In the committee’s words, this is leading to “untenable human costs.” Research by a collection of disability charities last year showed almost 80 per cent of disabled people on benefits have seen their health deteriorate since the introduction of PIP, leaving many struggling to afford food. I regularly speak to people with depression who are feeling suicidal after losing their benefits, or wheelchair users who are housebound because they’re no longer eligible for help leasing a car (over 50,000 disabled people have so far had their motability vehicle removed).
If the human cost is not enough, this system is also hugely financially costly. The DWP has spent half a billion pounds of public money paying private firms to carry out the failed assessments—and another £100m in tribunal costs in the last two years alone—all whilst claiming it’s the scrounging disabled person that’s draining the taxpayer. (Since 2013, around two thirds of appeals for both benefits have ruled in the disabled person’s favour).

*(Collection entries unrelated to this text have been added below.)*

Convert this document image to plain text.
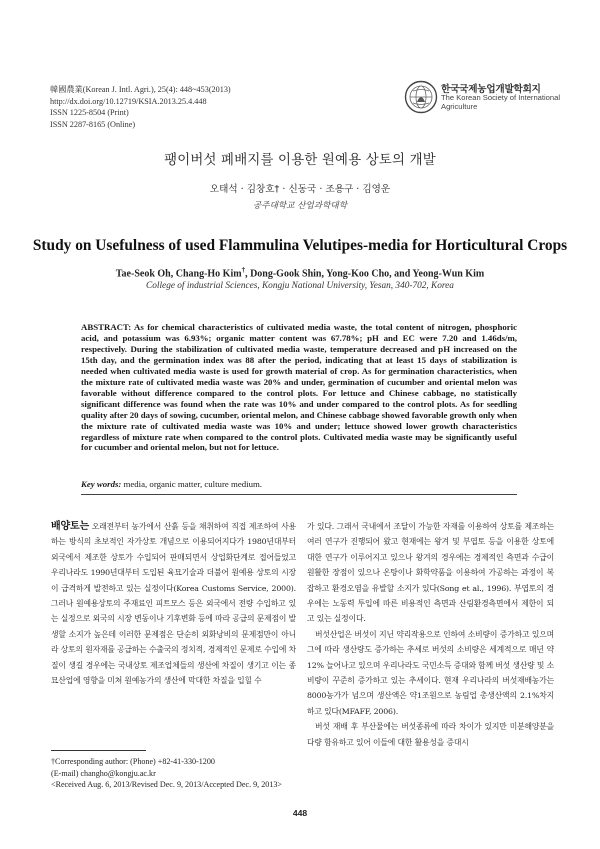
韓國農業(Korean J. Intl. Agri.), 25(4): 448~453(2013)
http://dx.doi.org/10.12719/KSIA.2013.25.4.448
ISSN 1225-8504 (Print)
ISSN 2287-8165 (Online)
한국국제농업개발학회지
The Korean Society of International
Agriculture
팽이버섯 폐배지를 이용한 원예용 상토의 개발
오태석 · 김창호† · 신동국 · 조용구 · 김영운
공주대학교 산업과학대학
Study on Usefulness of used Flammulina Velutipes-media for Horticultural Crops
Tae-Seok Oh, Chang-Ho Kim†, Dong-Gook Shin, Yong-Koo Cho, and Yeong-Wun Kim
College of industrial Sciences, Kongju National University, Yesan, 340-702, Korea
ABSTRACT: As for chemical characteristics of cultivated media waste, the total content of nitrogen, phosphoric acid, and potassium was 6.93%; organic matter content was 67.78%; pH and EC were 7.20 and 1.46ds/m, respectively. During the stabilization of cultivated media waste, temperature decreased and pH increased on the 15th day, and the germination index was 88 after the period, indicating that at least 15 days of stabilization is needed when cultivated media waste is used for growth material of crop. As for germination characteristics, when the mixture rate of cultivated media waste was 20% and under, germination of cucumber and oriental melon was favorable without difference compared to the control plots. For lettuce and Chinese cabbage, no statistically significant difference was found when the rate was 10% and under compared to the control plots. As for seedling quality after 20 days of sowing, cucumber, oriental melon, and Chinese cabbage showed favorable growth only when the mixture rate of cultivated media waste was 10% and under; lettuce showed lower growth characteristics regardless of mixture rate when compared to the control plots. Cultivated media waste may be significantly useful for cucumber and oriental melon, but not for lettuce.
Key words: media, organic matter, culture medium.
배양토는 오래전부터 농가에서 산흙 등을 채취하여 직접 제조하여 사용하는 방식의 초보적인 자가상토 개념으로 이용되어지다가 1980년대부터 외국에서 제조한 상토가 수입되어 판매되면서 상업화단계로 접어들었고 우리나라도 1990년대부터 도입된 육묘기술과 더불어 원예용 상토의 시장이 급격하게 발전하고 있는 실정이다(Korea Customs Service, 2000). 그러나 원예용상토의 주재료인 피트모스 등은 외국에서 전량 수입하고 있는 실정으로 외국의 시장 변동이나 기후변화 등에 따라 공급의 문제점이 발생할 소지가 높은데 이러한 문제점은 단순히 외화낭비의 문제점만이 아니라 상토의 원자재를 공급하는 수출국의 정치적, 경제적인 문제로 수입에 차질이 생길 경우에는 국내상토 제조업체들의 생산에 차질이 생기고 이는 종묘산업에 영향을 미쳐 원예농가의 생산에 막대한 차질을 입힐 수
가 있다. 그래서 국내에서 조달이 가능한 자재를 이용하여 상토를 제조하는 여러 연구가 진행되어 왔고 현재에는 왕겨 및 부엽토 등을 이용한 상토에 대한 연구가 이루어지고 있으나 왕겨의 경우에는 경제적인 측면과 수급이 원활한 장점이 있으나 온탕이나 화학약품을 이용하여 가공하는 과정이 복잡하고 환경오염을 유발할 소지가 있다(Song et al., 1996). 부엽토의 경우에는 노동력 투입에 따른 비용적인 측면과 산림환경측면에서 제한이 되고 있는 실정이다.
버섯산업은 버섯이 지닌 약리작용으로 인하여 소비량이 증가하고 있으며 그에 따라 생산량도 증가하는 추세로 버섯의 소비량은 세계적으로 매년 약 12% 늘어나고 있으며 우리나라도 국민소득 증대와 함께 버섯 생산량 및 소비량이 꾸준히 증가하고 있는 추세이다. 현재 우리나라의 버섯재배농가는 8000농가가 넘으며 생산액은 약1조원으로 농림업 총생산액의 2.1%차지하고 있다(MFAFF, 2006).
버섯 재배 후 부산물에는 버섯종류에 따라 차이가 있지만 미분해양분을 다량 함유하고 있어 이들에 대한 활용성을 증대시
†Corresponding author: (Phone) +82-41-330-1200
(E-mail) changho@kongju.ac.kr
<Received Aug. 6, 2013/Revised Dec. 9, 2013/Accepted Dec. 9, 2013>
448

The committee made decent recommendations for addressing these problems—including all assessments being recorded to improve trust and even suggesting outsourcing should be stopped if private companies can’t prove they’re up to the job—but the time has surely come for a radical reform of the system. Shadow Secretary of State for Work and Pensions, Debbie Abrahams, responded to the reports by saying that Labour would scrap the current PIP and ESA assessments, replacing them with “personalised, holistic support” that addresses other parts of life that impact what social security a disabled person needs, like social care, transport, and housing.
For the cancer patients and paraplegics currently going hungry, this couldn’t come soon enough.